If Trump cannot get the big breakthrough he wants in denuclearization, he may try instead to negotiate a treaty to establish diplomatic relations with the North and formally end the 1950-53 Korean War, which was halted by an armistice.

Trump has shown great enthusiasm for signing an official peace treaty with North Korea, a gesture that he has said would be good for everyone.

However, such an outcome might also play into China’s hands by calling into question the need for the nearly 30,000 U.S. troops now stationed in South Korea and the annual joint military exercises that involve even more U.S. forces, which are intended to serve as a deterrent against the heavily armed North.

“An agreement with North Korea which reduced tension, while clearly welcome in itself, could well mark the beginning of the end for America’s long-standing preponderance in Asia,” White said. “And that would be a big win for China.” Already China, which has long propped up the North Korean economy, has shown interest in reviving trading ties with the North.

Chinese experts said Beijing did not plan to flout the sanctions openly at this point. However, China only reluctantly signed onto the sanctions last year and largely at the behest of Trump, who frequently praised it for punishing the North.

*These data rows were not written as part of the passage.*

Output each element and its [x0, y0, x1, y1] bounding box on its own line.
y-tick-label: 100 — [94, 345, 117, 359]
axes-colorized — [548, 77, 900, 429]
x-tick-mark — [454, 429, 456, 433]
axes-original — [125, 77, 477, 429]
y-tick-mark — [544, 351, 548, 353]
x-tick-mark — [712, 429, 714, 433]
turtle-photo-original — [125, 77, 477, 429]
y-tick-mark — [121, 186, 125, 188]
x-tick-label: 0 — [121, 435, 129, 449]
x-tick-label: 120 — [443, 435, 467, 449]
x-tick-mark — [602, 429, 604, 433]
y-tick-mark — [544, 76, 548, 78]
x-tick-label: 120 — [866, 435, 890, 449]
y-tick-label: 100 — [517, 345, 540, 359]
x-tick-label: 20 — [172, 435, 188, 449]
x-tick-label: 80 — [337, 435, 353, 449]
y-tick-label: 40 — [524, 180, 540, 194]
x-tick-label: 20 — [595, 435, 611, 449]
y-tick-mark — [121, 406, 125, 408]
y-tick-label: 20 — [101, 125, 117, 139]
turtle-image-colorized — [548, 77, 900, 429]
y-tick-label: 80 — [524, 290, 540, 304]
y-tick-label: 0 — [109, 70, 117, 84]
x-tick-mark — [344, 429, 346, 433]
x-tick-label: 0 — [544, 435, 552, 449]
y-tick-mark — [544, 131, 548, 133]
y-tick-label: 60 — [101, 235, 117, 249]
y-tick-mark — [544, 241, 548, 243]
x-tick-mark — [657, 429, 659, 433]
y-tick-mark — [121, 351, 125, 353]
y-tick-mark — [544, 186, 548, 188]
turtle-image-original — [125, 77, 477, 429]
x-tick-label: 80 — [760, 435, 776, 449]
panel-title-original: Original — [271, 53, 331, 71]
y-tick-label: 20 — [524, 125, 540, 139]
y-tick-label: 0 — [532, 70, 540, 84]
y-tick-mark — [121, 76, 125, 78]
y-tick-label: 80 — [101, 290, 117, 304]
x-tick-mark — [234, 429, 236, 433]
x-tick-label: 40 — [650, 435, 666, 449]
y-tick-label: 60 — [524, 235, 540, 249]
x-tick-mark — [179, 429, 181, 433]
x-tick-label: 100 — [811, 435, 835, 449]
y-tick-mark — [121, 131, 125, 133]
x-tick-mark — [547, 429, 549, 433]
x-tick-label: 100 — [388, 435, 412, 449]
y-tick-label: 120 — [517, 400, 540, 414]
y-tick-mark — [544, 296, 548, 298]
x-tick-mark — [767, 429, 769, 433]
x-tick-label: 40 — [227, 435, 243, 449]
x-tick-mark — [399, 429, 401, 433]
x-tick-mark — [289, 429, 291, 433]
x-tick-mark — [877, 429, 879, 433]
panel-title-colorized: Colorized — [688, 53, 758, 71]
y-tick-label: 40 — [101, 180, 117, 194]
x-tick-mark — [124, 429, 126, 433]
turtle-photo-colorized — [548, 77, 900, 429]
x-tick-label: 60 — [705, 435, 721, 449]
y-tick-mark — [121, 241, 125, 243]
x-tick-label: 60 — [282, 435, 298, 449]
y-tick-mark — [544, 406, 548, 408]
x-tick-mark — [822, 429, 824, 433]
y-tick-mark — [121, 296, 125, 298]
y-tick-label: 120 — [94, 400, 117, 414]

Under the sanctions, China has cut exports to the North of refined energy products and stopped importing seafood and coal as well as North Korean laborers, all important sources of foreign exchange for the Kim regime.

Now that North Korea is in play in a larger strategic contest of wills between Beijing and Washington, China is no longer so interested in squeezing the North.

“China has no incentive to punish North Korea anymore,” said Cheng Xiaohe, a professor at Renmin University in Beijing. “Its relations with South Korea have soured. A few months ago, China had a good relationship with President Trump, but now there is a trade war with the United States.”

For its part, South Korea is also keen to prevent the North from slipping too far under Chinese control, even while its current support of a gradualist approach to denuclearization is in line with China’s view. In the joint communiqué released after Kim’s meeting with Moon last month, the South pledged to help the North modernize its railroads and highways.

The recent diplomatic developments have given both China and South Korea “every reason to oppose and disregard new sanctions if the U.S. tries to impose them,” said Bilahari Kausikan, the former head of the Foreign Affairs Ministry in Singapore. Cheng, the professor, said that once sanctions were eased, China could even help rebuild North Korea’s roads and ports as part of its Belt and Road Initiative, Beijing’s signature effort to extend its influence by helping other countries finance large-scale infrastructure projects.

During the Dalian meeting this week between Xi and Kim, the Chinese heaped praise on Kim for declaring that North Korea would now concentrate on developing its economy, where an income of $200 a month is considered upper middle class and a Japanese bicycle is regarded as a luxury item.

Increasing numbers of North Korean businessmen have begun returning to Dandong in the last few weeks, since Kim’s first visit to China at the end of March.

A saleswoman for CNC, a Chinese real estate developer, said North Koreans were lifting the local property market. She said desirable studios with a view of the Yalu River, fitted with imported kitchen equipment, were selling for about $100,000, twice what they fetched when they went on the market two weeks ago.